It's funny, I was going to say "know your building codes," and then I saw your request for code horror stories. We avoided those problems by making 100% sure we were within code, and getting an affirmative ok from the county on any questions that were close.
E.g., our county frowns on living space over the garage. So I changed the plans to eliminate the upstairs entirely, even for storage (we didn't actually need the storage, we have a 3rd floor in the house). We also had significant setback requirements and different requirements for attached and detached garages; our house required a detached garage so it didn't look like a big square boil out of character with the house, but the code said we couldn't put a detached garage where we wanted to. So our contractor came up the idea of attaching the garage to the house with a covered pergola, and the county agreed. And now that's actually my favorite part -- I love finally being able to bring groceries in during the rain/snow without getting soaked.
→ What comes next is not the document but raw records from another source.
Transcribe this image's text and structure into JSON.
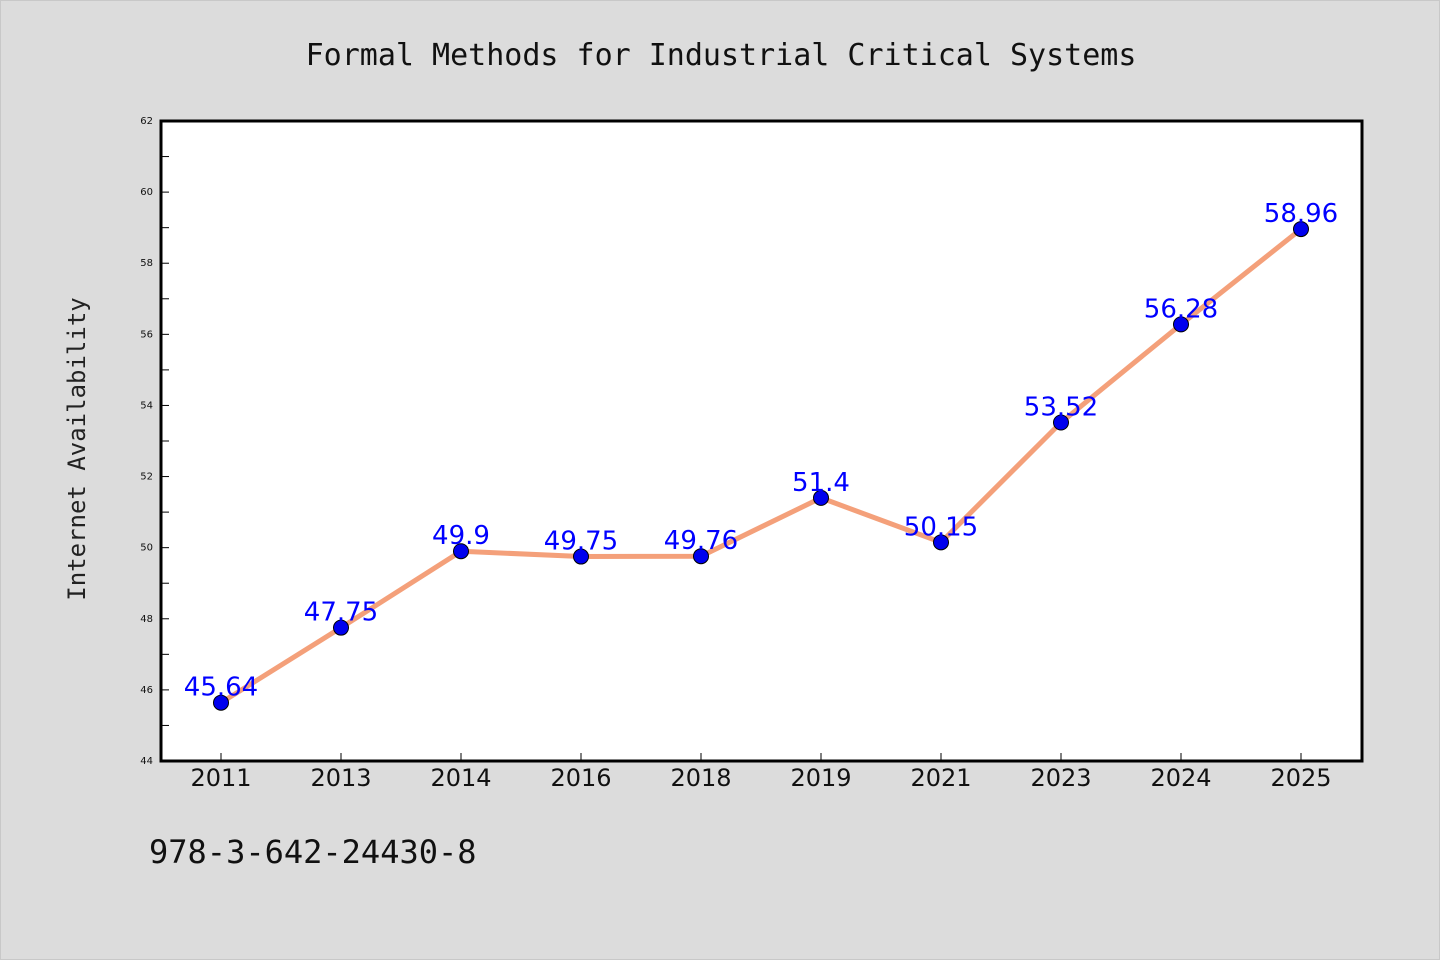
{
  "footer": {
    "isbn": "978-3-642-24430-8"
  },
  "colors": {
    "background": "#dcdcdc",
    "plot_background": "#ffffff",
    "line": "#f4a07a",
    "marker": "#0000ee",
    "data_label": "#0000ff"
  },
  "chart_data": {
    "type": "line",
    "title": "Formal Methods for Industrial Critical Systems",
    "xlabel": "",
    "ylabel": "Internet Availability",
    "categories": [
      "2011",
      "2013",
      "2014",
      "2016",
      "2018",
      "2019",
      "2021",
      "2023",
      "2024",
      "2025"
    ],
    "series": [
      {
        "values": [
          45.64,
          47.75,
          49.9,
          49.75,
          49.76,
          51.4,
          50.15,
          53.52,
          56.28,
          58.96
        ],
        "labels": [
          "45.64",
          "47.75",
          "49.9",
          "49.75",
          "49.76",
          "51.4",
          "50.15",
          "53.52",
          "56.28",
          "58.96"
        ]
      }
    ],
    "ylim": [
      44,
      62
    ],
    "yticks": [
      "44",
      "46",
      "48",
      "50",
      "52",
      "54",
      "56",
      "58",
      "60",
      "62"
    ],
    "grid": false,
    "legend": "none"
  }
}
Note that we managed these complexities by hiring a GC and letting him run that process and just making it 100% clear to him that proper permitting was a big deal (i.e., we are not the people who are asking him to skirt the requirements to save a buck). If you are trying to be your own GC, you need to learn your codes inside and out and spend a lot of time with the guys at the building department to make sure you know what permits are required, what inspections are required, etc.
More practical advice: be careful with all the bells and whistles. Our first attempt at the dream garage resulted in a quote for $135K!! Our architect was more than happy to add all the cool stuff we wanted (roof deck!), but when we started talking to the builder, it was clear what all that stuff was going to cost.
OTOH, additional space is cheap, so make it oversized as much as you can reasonably fit in your space, with the oversized garage door -- some modern SUVs can't fit into normal sized garages, and even if you don't have one, that could be a turnoff to the next owner. We went 24'x24' for a two-car, and I love the space that gives us to maneuver around the cars and store stuff and wish we had even more so we could fit the damn bikes in.
And speaking of storage: if you do not finish the interior of the garage, the open stud bays are *awesome* for storage. Get some hanging hooks and bungie cords and hook-and-eye things, and you can fit brooms/mops/rakes, golf clubs, those fold-up chairs you take to all the kids' games, etc.
Finally, I would re-think the idea of the second floor being really usable shop space. I can't imagine toting tools and equipment and supplies up and down the stairs. It sounds like you don't have much choice, but one alternative may be to increase the depth or width by 3' or so to fit in a workbench and work area along that entire side; then you can just pull the car out when you need more space.